Domain model format¶
We will now translate this conceptual design into Chronicle's domain-modelling syntax. Chronicle domain models are specified in YAML, a complete model for the conceptual design can be written like this:
name: 'evidence'
attributes:
Content:
type: String
CmsId:
type: String
Title:
type: String
SearchParameter:
type: String
Reference:
type: String
Version:
type: Int
entities:
Question:
attributes:
- CmsId
- Content
Evidence:
attributes:
- SearchParameter
- Reference
Guidance:
attributes:
- Title
- Version
PublishedGuidance:
attributes: []
activities:
QuestionAsked:
attributes:
- Content
Researched:
attributes: []
Published:
attributes:
- Version
Revised:
attributes:
- CmsId
- Version
agents:
Person:
attributes:
- CmsId
Organization:
attributes:
- Title
roles:
- Stakeholder
- Author
- Researcher
- Editor
Name¶
A string that names your domain, used to coordinate deployments that require multiple namespaces.
name: "evidence"
Attributes¶
Attributes are used to assign additional data to the prov terms - Agent
,
Activity
and Entity
. They are defined by their name and Primitive type, one
of:
- String
- Int
- Bool
Attribute names should be meaningful to your domain - choose things like 'Title' or 'Description', they can be reused between any of prov terms - Entity, Activity and Agent.
attributes:
Content:
type: String
CmsId:
type: String
Title:
type: String
SearchParameter:
type: String
Reference:
type: String
Version:
type: Int
Agent¶
Using Chronicle's domain model definitions an Agent can be subtyped and associated with attributes like other provenance terms. In the following example we define the two Agent subtypes, Person has an id from the CMS, Organization a text title.
agents:
Person:
attributes:
- CmsId
Organization:
attributes:
- Title
Entity¶
Using Chronicle's domain model definitions an Entity can be subtyped and associated with attributes like other provenance terms. In the following example we define the four Entity subtypes, Question has an id from the CMS and its content, Evidence the search parameters and reference.
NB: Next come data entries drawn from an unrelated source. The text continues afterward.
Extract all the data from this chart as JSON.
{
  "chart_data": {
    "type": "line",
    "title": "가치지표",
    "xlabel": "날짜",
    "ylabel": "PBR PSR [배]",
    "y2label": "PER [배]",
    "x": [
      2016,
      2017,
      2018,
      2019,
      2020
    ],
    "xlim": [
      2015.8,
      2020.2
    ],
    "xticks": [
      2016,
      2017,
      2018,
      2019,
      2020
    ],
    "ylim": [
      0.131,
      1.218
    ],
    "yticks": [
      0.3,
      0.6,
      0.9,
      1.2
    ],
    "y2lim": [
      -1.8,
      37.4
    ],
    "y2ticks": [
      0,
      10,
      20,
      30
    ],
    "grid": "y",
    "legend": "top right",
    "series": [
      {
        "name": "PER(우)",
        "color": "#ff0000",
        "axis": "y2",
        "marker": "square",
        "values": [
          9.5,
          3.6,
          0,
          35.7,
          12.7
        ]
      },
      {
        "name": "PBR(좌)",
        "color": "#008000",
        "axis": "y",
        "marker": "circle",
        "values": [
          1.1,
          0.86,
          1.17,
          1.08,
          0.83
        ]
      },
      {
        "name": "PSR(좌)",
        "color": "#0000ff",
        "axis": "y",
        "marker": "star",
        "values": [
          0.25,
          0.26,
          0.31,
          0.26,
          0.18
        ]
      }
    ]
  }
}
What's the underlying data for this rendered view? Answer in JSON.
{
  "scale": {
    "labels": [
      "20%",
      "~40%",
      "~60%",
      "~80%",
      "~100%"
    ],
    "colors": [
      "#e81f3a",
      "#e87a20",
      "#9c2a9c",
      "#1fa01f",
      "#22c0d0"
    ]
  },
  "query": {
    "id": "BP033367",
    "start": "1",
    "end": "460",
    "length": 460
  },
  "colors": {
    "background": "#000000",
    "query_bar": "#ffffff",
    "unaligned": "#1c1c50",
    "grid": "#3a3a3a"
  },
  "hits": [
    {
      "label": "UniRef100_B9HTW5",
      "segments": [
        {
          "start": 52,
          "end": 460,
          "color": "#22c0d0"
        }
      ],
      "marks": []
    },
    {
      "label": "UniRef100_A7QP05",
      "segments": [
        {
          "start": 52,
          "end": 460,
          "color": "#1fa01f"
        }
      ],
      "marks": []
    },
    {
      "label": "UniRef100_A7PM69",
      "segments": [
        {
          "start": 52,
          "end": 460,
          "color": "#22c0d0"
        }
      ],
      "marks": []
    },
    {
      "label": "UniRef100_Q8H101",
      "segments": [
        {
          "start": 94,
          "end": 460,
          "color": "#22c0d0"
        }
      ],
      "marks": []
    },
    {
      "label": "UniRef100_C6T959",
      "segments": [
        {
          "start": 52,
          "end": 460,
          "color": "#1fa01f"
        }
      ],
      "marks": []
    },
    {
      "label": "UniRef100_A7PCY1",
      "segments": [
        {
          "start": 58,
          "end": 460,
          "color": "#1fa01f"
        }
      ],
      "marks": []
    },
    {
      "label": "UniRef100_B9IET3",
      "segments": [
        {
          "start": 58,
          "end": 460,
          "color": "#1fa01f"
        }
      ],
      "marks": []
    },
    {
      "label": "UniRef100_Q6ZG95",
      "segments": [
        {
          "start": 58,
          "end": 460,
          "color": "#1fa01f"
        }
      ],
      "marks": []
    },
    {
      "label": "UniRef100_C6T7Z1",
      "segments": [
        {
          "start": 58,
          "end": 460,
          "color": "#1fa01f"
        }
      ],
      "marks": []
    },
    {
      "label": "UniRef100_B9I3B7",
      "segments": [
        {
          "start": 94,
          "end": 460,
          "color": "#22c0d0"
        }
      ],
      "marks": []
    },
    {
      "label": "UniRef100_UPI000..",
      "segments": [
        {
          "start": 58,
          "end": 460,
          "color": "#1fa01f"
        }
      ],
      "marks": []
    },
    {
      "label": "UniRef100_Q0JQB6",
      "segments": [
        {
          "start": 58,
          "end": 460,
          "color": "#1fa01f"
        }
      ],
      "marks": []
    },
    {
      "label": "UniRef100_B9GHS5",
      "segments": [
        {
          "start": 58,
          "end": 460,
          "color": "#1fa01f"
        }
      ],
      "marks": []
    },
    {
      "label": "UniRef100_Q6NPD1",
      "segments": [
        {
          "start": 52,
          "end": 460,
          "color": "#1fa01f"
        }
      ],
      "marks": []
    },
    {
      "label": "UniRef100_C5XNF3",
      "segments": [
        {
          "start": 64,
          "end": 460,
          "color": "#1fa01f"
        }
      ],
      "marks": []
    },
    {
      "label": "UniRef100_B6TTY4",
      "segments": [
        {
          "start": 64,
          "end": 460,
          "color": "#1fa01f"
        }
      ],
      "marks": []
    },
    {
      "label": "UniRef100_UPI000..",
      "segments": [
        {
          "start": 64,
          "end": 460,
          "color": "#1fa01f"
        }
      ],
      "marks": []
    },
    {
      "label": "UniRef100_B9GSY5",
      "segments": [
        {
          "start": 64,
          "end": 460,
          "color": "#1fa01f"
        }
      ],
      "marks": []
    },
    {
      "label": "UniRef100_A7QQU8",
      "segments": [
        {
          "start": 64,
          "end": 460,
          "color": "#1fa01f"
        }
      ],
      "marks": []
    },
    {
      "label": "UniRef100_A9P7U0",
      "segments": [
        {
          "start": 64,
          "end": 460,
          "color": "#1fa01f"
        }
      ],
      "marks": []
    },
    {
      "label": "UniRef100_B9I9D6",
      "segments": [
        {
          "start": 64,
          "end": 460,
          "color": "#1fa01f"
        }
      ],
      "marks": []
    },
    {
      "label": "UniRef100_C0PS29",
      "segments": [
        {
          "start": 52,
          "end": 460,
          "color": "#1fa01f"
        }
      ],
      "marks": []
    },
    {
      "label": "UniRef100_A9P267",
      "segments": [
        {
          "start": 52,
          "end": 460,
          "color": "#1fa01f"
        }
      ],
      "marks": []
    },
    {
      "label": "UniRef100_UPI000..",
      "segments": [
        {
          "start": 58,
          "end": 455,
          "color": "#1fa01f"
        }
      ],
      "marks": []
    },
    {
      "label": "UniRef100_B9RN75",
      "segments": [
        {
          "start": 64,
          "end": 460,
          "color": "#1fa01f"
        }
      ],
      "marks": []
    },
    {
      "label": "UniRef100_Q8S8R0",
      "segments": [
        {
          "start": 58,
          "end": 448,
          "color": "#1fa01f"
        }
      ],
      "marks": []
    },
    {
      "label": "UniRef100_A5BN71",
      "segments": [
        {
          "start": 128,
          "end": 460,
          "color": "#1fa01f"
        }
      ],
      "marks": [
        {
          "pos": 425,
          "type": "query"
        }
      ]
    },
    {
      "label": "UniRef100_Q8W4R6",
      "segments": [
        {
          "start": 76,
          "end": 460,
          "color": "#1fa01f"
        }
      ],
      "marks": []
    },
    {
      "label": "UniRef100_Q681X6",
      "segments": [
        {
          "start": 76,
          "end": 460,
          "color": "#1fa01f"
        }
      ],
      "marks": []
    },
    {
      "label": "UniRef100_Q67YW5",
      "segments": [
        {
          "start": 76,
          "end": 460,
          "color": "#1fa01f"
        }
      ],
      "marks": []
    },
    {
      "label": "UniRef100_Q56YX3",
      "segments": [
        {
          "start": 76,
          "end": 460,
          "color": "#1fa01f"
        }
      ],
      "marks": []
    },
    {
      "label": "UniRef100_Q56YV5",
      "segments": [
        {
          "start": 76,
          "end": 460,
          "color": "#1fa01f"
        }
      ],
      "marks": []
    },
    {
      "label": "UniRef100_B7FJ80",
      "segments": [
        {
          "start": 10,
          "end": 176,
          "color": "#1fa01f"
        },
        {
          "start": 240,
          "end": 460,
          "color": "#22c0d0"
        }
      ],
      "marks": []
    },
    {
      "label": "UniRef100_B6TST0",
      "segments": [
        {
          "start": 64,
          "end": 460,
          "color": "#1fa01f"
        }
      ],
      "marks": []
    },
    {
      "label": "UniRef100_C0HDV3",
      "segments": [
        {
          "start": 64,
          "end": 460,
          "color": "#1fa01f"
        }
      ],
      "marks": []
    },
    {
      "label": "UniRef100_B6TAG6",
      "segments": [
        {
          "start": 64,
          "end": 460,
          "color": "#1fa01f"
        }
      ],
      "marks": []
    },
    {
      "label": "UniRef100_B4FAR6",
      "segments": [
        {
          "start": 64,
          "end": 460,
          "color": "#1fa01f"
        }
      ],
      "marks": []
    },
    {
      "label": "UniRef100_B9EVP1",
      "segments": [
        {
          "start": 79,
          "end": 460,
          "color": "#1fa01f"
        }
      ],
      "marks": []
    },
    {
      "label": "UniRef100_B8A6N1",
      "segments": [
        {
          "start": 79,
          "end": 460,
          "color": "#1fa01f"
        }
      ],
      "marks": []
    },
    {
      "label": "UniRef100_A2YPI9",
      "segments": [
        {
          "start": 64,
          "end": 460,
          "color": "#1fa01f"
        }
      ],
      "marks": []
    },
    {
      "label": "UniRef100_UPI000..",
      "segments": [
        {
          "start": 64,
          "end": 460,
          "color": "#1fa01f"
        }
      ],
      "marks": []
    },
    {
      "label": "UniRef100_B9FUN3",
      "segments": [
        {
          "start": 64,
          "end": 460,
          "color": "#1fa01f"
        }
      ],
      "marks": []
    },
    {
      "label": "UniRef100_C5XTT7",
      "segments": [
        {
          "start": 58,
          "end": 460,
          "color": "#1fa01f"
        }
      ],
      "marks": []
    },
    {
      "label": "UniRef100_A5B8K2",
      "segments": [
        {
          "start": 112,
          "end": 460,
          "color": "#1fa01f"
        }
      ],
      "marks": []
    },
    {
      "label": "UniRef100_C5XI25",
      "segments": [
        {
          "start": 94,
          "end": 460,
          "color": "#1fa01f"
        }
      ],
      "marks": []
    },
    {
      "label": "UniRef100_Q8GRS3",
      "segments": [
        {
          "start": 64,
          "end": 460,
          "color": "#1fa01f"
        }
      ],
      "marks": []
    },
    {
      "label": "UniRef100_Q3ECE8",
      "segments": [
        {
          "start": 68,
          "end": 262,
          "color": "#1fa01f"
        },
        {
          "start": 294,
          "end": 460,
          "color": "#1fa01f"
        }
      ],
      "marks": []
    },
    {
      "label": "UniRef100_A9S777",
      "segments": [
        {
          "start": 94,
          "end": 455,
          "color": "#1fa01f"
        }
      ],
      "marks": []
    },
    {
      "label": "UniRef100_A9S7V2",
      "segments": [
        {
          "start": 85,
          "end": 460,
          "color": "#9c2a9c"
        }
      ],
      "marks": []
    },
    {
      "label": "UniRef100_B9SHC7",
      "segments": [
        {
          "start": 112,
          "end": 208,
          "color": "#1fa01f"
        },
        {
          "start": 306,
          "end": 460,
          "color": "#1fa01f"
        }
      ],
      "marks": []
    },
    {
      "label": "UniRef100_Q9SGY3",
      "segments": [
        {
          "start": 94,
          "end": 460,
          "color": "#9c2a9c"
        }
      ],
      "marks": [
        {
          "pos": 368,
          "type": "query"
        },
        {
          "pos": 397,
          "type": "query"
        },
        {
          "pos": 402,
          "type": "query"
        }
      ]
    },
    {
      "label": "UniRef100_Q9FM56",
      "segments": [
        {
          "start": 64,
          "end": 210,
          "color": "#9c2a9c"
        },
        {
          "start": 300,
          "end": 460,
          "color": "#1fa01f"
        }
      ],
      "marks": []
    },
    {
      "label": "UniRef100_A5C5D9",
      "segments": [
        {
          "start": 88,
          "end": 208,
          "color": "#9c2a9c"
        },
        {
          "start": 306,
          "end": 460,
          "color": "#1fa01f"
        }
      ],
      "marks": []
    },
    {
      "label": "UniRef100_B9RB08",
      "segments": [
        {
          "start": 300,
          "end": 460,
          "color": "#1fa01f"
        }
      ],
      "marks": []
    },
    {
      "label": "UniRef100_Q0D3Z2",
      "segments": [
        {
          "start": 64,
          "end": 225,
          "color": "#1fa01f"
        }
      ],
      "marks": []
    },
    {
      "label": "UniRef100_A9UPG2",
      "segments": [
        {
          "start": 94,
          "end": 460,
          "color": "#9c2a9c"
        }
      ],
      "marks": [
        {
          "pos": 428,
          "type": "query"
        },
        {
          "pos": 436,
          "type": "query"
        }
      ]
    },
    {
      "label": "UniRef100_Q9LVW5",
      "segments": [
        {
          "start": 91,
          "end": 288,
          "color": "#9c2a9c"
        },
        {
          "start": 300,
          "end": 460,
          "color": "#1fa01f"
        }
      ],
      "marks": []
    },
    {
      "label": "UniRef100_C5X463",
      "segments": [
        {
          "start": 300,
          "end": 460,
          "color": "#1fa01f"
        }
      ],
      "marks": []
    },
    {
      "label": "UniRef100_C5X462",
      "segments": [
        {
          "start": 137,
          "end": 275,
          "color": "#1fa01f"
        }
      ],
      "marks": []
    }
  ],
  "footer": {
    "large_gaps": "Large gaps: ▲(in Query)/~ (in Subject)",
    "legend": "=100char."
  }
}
Guidance a title and version and PublishedGuidance needs no attributes.
entities:
Question:
attributes:
- CmsId
- Content
Evidence:
attributes:
- SearchParameter
- Reference
Guidance:
attributes:
- Title
- Version
PublishedGuidance:
attributes: []
Activity¶
Using Chronicle's domain model definitions an Activity can be subtyped and associated with attributes like other provenance terms. In the following example we define the four Activity subtypes, Question has an id from the CMS and its content, Evidence the search parameters and reference, Guidance a title and version and PublishedGuidance needs no attributes.
activities:
QuestionAsked:
attributes:
- Content
Researched:
attributes: []
Published:
attributes:
- Version
Revised:
attributes:
- CmsId
- Version
Role¶
Corresponding to actors in the example domain we specify the following roles:
roles:
- Stakeholder
- Author
- Researcher
- Editor
Supplying this as a YAML file to the Chronicle build image as documented in building chronicle will produce a well-typed API for your domain. The next step is then recording provenance.
Evolution¶
Redefinition of a Chronicle domain with existing data is possible, with some caveats:
Type removal¶
You can remove a prov term (Entity, Agent or Activity), but as Chronicle data is immutable it will still exist on the back end. Terms can still be returned via queries, but will be as their Untyped variant - ProvEntity, ProvAgent and ProvActivity and their attributes will no longer be available via GraphQL.
Attribute removal¶
You can remove an attribute, but again it will still exist in provenance you have already recorded.
Attribute addition¶
You can add new attributes, and add their values to both existing and new data.
This conforms to most reasonable models of interface and protocol evolution, where you should design for extension rather than modification.